Whenever Irontooth or Felicity questioned the appropriateness of my spending so much time with our prisoner, I reminded them Gregor sat a dozen feet away chaperoning us. And, of course, Tommy or one of the other outcasts guarded the entrance and likely heard our conversations as well.

Besides, Irontooth had given me just a week in which to learn Mikkel’s purpose on the island, and I endeavored to make the most of every minute to befriend him and gain his trust. Yet, for all my attempts to elicit more information about his deeper motives, he always held back.

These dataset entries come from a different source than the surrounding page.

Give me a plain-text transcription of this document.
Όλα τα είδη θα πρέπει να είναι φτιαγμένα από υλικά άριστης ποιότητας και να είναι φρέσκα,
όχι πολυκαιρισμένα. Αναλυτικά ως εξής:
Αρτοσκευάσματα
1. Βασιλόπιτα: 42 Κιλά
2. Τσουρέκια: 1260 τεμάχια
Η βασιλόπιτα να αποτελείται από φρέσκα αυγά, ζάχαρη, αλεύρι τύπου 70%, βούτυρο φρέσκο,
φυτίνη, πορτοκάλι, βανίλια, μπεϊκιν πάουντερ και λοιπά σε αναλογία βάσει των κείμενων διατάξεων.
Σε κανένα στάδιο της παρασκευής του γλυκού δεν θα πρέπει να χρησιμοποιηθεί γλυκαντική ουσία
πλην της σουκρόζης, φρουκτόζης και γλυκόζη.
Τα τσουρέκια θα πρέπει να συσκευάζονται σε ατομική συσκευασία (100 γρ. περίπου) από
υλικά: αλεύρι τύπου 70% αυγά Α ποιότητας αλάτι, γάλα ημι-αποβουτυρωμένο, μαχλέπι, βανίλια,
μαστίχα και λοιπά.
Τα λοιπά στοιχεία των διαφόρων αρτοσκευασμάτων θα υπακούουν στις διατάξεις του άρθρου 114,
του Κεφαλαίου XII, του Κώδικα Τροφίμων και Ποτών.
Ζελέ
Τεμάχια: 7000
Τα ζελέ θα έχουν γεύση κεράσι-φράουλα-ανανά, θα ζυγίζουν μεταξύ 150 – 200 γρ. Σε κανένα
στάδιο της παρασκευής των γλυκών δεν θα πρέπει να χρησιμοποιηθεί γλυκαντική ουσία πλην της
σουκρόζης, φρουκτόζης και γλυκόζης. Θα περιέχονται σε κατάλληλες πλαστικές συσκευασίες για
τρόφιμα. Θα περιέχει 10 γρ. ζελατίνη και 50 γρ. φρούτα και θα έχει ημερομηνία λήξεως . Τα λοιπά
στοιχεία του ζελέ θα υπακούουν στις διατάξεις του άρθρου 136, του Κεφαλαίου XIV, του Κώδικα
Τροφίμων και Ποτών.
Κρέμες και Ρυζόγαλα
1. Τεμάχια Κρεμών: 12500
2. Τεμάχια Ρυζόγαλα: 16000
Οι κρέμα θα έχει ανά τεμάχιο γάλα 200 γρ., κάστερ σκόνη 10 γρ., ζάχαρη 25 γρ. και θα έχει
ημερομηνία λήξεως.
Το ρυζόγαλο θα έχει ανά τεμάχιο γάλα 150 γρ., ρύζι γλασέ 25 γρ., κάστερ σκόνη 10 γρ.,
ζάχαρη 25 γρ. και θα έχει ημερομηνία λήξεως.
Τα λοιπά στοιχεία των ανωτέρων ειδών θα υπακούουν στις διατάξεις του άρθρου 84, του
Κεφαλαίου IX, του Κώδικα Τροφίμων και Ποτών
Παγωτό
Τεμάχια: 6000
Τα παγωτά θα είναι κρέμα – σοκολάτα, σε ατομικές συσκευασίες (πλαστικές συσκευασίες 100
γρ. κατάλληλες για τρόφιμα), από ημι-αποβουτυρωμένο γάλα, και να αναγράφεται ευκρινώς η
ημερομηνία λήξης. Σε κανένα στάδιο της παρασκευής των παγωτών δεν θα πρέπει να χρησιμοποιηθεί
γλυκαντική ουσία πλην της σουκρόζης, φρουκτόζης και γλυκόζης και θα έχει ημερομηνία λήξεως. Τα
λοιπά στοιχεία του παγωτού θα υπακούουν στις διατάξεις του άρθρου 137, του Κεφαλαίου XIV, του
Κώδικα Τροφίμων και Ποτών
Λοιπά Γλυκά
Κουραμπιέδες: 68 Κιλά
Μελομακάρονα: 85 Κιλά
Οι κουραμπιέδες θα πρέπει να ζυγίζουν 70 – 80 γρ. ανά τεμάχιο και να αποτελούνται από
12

Of course, I withheld from him as well, although the better I knew him, the more I wanted to confide in him. On some level, I sensed he would do me no harm. But at the same time, I’d learned I had to be careful whom I trusted. After all, if my own mother could betray me, anyone could.

On the sixth night of captivity, Irontooth commanded workers to prepare a pyre of wood in readiness for burning Mikkel and Gregor. I halted beside Irontooth in front of the growing stacks, trying not to show my dismay. “I thought we were feeding our prisoners to Loch Ness.”

Irontooth crossed his arms and glowered at me. “I changed my mind.”

I didn’t want the prisoners to perish either way. But at least in the sea, they’d have a fighting chance of escaping. “Give me a few more days.

“You’ve had long enough. Tomorrow they die.”

With increasing desperation, I descended into the dungeon, carrying what could very well be Mikkel’s and Gregor’s last meal.

Earlier in the week, I’d felt guilty for keeping Mikkel so heavily bound and had Tommy unshackle his hands. Now while he ate, my mind spun. I needed to increase my efforts at getting him to talk, even if that meant I must bind him again and scare him with threats.

As soon as I entertained the prospect, I tossed it aside. He was too strong a man to capitulate under duress. He’d shown that by never once taking any of the pain medicine I offered.